Wednesday, April 10, 2013

Veteran lawman displays expert gun handling form

Six Shooter Junction – Photos snapped of Sheriff Parnell McNamara at a recent Republican gabfest display the footwork, form and function of an experienced pistol-toter behind the badge.

Seasoned lawmen and pistoleros alike recognize the stance and posture instantly.

Notice that the Sheriff's stance is open – bladed - as the men of his profession call it, feet placed in an oblique position and favoring the gun hand. It's the stance used by Michelangelo in his statue of David contemplating a sling throw at Goliath, the right eye ready to track the path of the projectile.

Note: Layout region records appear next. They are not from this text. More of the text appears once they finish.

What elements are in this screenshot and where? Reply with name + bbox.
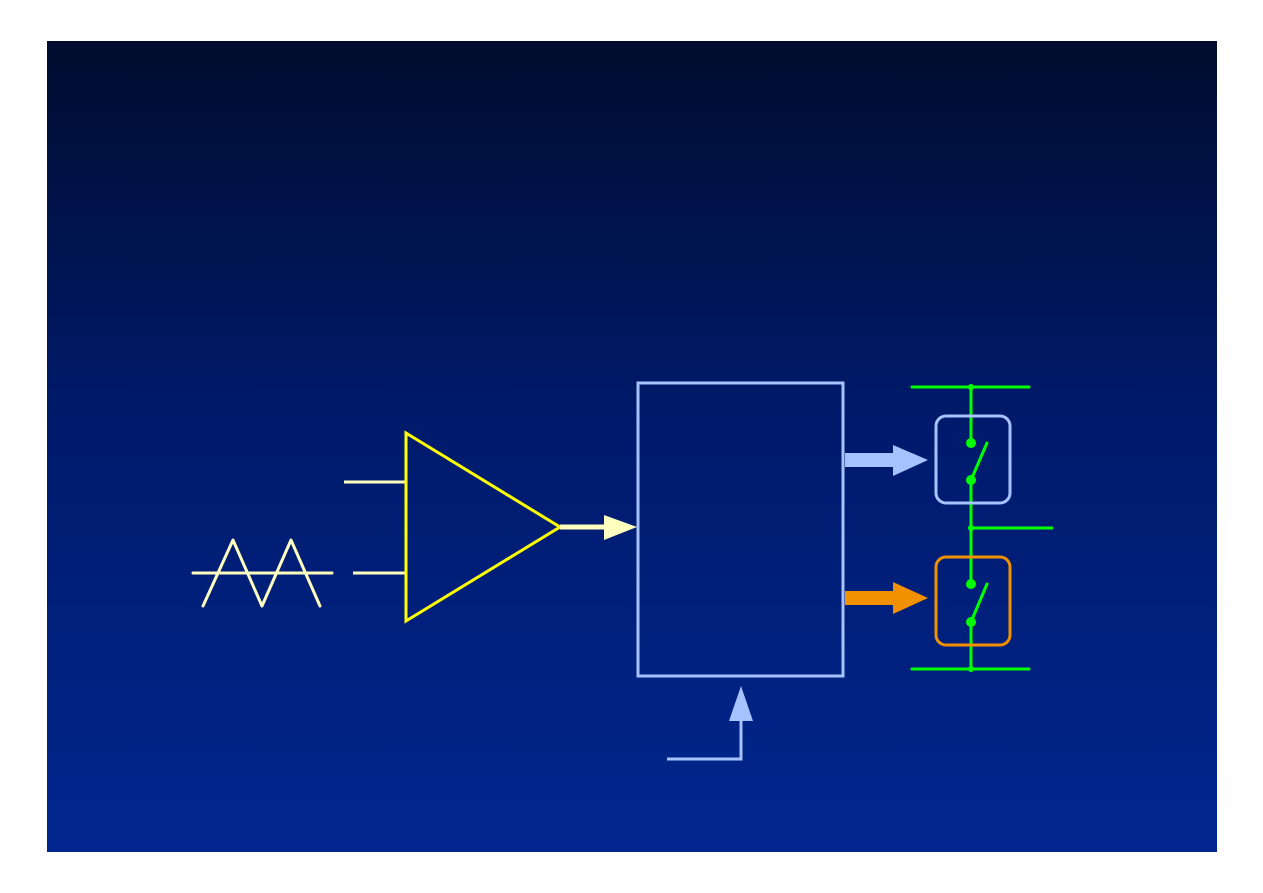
high-side-switch-icon (934, 414, 1012, 505)
low-side-switch-icon (934, 555, 1012, 647)
high-side-gate-arrow (845, 445, 928, 476)
low-side-gate-arrow (845, 582, 928, 614)
pwm-inverter-diagram (47, 41, 1217, 852)
comparator-output-arrow (560, 515, 637, 540)
logic-input-arrow (667, 686, 753, 761)
logic-block (636, 381, 845, 678)
rail-node-top (968, 384, 974, 390)
comparator-triangle-icon (404, 430, 563, 624)
low-side-switch-blade (969, 582, 989, 624)
high-switch-contact-bottom (966, 475, 976, 485)
high-side-switch-blade (969, 441, 989, 482)
rail-node-bottom (968, 666, 974, 672)
slide-background (47, 41, 1217, 852)
low-switch-contact-bottom (966, 617, 976, 627)
high-switch-contact-top (966, 438, 976, 448)
triangle-wave-icon (191, 538, 334, 608)
low-switch-contact-top (966, 579, 976, 589)
slide (47, 41, 1217, 852)
carrier-waveform (201, 538, 322, 608)
phase-node (968, 525, 974, 531)
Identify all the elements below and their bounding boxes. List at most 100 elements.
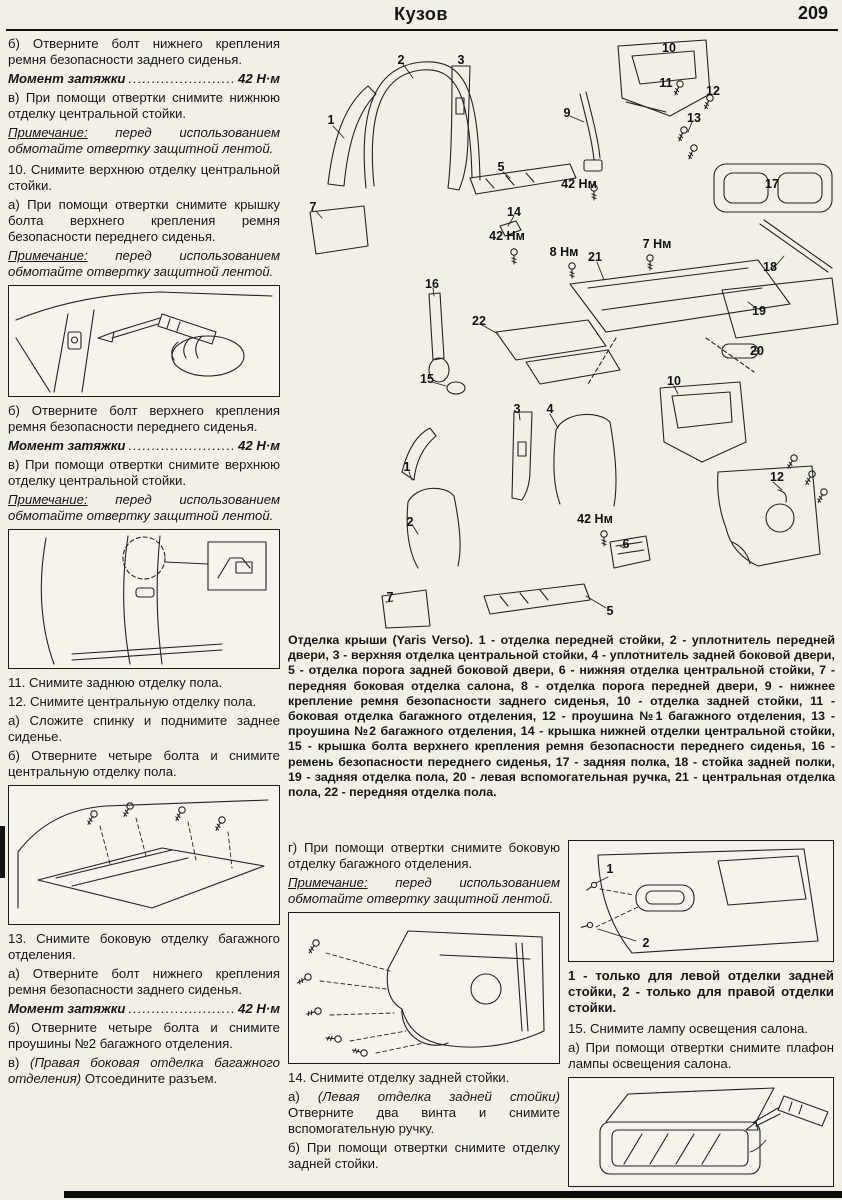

The right hand is near the holster, trigger finger extended and kept out of the trigger guard until the final commitment to shoot is made.

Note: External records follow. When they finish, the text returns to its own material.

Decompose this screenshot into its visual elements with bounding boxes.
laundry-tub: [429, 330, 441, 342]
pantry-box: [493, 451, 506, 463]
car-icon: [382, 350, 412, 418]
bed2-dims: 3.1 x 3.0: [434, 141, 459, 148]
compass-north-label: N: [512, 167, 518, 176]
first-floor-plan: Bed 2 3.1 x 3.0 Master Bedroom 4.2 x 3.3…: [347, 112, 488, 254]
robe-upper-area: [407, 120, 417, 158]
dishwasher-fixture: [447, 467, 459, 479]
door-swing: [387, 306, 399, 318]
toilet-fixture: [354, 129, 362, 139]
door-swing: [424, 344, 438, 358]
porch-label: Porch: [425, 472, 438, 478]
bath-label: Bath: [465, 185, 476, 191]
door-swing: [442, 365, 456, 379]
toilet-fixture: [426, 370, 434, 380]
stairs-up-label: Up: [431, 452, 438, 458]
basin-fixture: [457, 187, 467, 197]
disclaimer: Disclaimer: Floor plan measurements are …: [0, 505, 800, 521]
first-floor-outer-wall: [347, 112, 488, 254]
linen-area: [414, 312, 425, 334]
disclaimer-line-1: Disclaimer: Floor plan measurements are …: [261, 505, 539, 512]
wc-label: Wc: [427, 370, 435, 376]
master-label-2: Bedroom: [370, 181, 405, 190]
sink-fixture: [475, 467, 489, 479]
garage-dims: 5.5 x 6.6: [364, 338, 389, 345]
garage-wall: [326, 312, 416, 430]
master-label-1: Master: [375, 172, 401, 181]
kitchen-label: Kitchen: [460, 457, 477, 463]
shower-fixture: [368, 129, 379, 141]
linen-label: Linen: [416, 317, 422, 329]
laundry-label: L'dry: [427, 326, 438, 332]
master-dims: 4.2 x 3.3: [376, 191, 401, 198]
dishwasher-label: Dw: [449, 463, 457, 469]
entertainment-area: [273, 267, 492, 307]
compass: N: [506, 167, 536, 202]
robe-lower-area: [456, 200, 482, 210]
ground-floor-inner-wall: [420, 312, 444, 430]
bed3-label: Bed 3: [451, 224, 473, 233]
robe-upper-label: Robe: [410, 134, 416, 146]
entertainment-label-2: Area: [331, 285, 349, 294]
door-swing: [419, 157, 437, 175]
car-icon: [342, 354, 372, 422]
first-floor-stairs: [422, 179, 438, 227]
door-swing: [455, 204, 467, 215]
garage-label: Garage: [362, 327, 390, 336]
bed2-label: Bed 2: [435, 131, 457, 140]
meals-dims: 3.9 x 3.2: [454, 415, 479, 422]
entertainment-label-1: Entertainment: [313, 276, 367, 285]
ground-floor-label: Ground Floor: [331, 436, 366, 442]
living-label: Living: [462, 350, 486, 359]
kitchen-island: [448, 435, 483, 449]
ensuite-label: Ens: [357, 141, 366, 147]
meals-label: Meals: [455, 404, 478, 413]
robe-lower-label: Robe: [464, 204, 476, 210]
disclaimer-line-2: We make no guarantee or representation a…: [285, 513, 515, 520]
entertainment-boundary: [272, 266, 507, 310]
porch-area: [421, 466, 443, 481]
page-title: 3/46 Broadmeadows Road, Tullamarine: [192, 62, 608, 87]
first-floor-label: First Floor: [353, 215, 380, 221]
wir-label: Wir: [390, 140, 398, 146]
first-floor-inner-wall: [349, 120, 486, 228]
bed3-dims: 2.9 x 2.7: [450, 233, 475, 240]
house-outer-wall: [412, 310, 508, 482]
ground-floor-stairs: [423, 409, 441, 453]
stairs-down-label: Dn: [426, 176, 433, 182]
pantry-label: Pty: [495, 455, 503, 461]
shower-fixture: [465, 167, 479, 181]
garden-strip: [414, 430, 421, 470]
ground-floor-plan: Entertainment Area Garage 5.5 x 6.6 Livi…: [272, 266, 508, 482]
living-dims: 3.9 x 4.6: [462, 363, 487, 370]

There is a reason for that. Should an aggressor attempt to disarm the lawman, he could wind up with a finger bent back to the breaking point – thus becoming easily controllable – and losing possession of the firearm.

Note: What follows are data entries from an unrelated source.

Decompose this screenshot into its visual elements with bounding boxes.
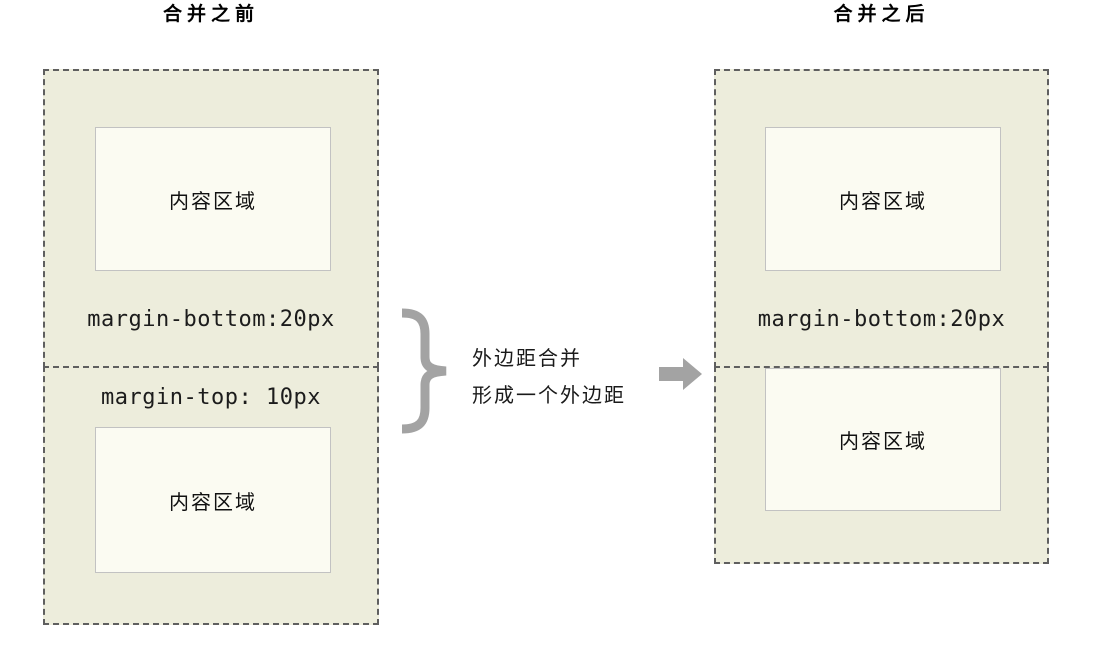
content-area-label: 内容区域	[169, 190, 257, 213]
before-top-content-box: 内容区域	[95, 127, 331, 271]
after-top-margin-box: 内容区域 margin-bottom:20px	[714, 69, 1049, 368]
content-area-label: 内容区域	[169, 491, 257, 514]
after-top-content-box: 内容区域	[765, 127, 1001, 271]
before-bottom-margin-box: margin-top: 10px 内容区域	[43, 366, 379, 625]
after-bottom-margin-box: 内容区域	[714, 366, 1049, 564]
after-title: 合并之后	[833, 4, 930, 25]
margin-top-label: margin-top: 10px	[101, 385, 321, 410]
merge-note-line2: 形成一个外边距	[472, 385, 626, 407]
margin-bottom-label: margin-bottom:20px	[757, 307, 1006, 332]
arrow-right-icon	[659, 358, 702, 390]
merge-note-line1: 外边距合并	[472, 348, 582, 370]
before-title: 合并之前	[162, 4, 259, 25]
content-area-label: 内容区域	[839, 431, 927, 453]
content-area-label: 内容区域	[839, 190, 927, 213]
after-bottom-content-box: 内容区域	[765, 368, 1001, 511]
curly-brace-icon	[394, 306, 456, 434]
margin-bottom-label: margin-bottom:20px	[87, 307, 335, 332]
before-top-margin-box: 内容区域 margin-bottom:20px	[43, 69, 379, 368]
before-bottom-content-box: 内容区域	[95, 427, 331, 573]
merge-note: 外边距合并 形成一个外边距	[472, 341, 662, 415]
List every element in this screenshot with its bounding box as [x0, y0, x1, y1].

If and when the firearm is withdrawn from the holster, the feet are in position to take a step back and leave the firearm in the same position, if possible. If not possible, a triggerman can shoot from the hip, in close quarters, with deadly effect.

Coming to a combat stance, the gun hand pushes, the off hand pulls against the gun hand, and the weapon is brought on target at the end of an extended right fist, front sight first, rear sight adjusted, as needed, later.

Naturally, in these pictures, the Sheriff is talking with his closest partner in prosecution of crime, DA Abel Reyna. 

Nevertheless, he is in position to defend himself, his firearm, and take control of the situation.

After 40 years on the job, it's become conditioned in his routine, handgun combat skills proven by the men who live and operate by the gun, knocking on doors, bracing known criminals and facing
down threats from unknown actors acting in perilous ways.

It's a style you won't see in a John Wayne movie, but it's called the Jack Weaver combat stance, and it's taught in the type of defensive handgun courses former Deputy U.S. Marshal Parnell McNamara has been teaching since his retirement from federal service at age 57.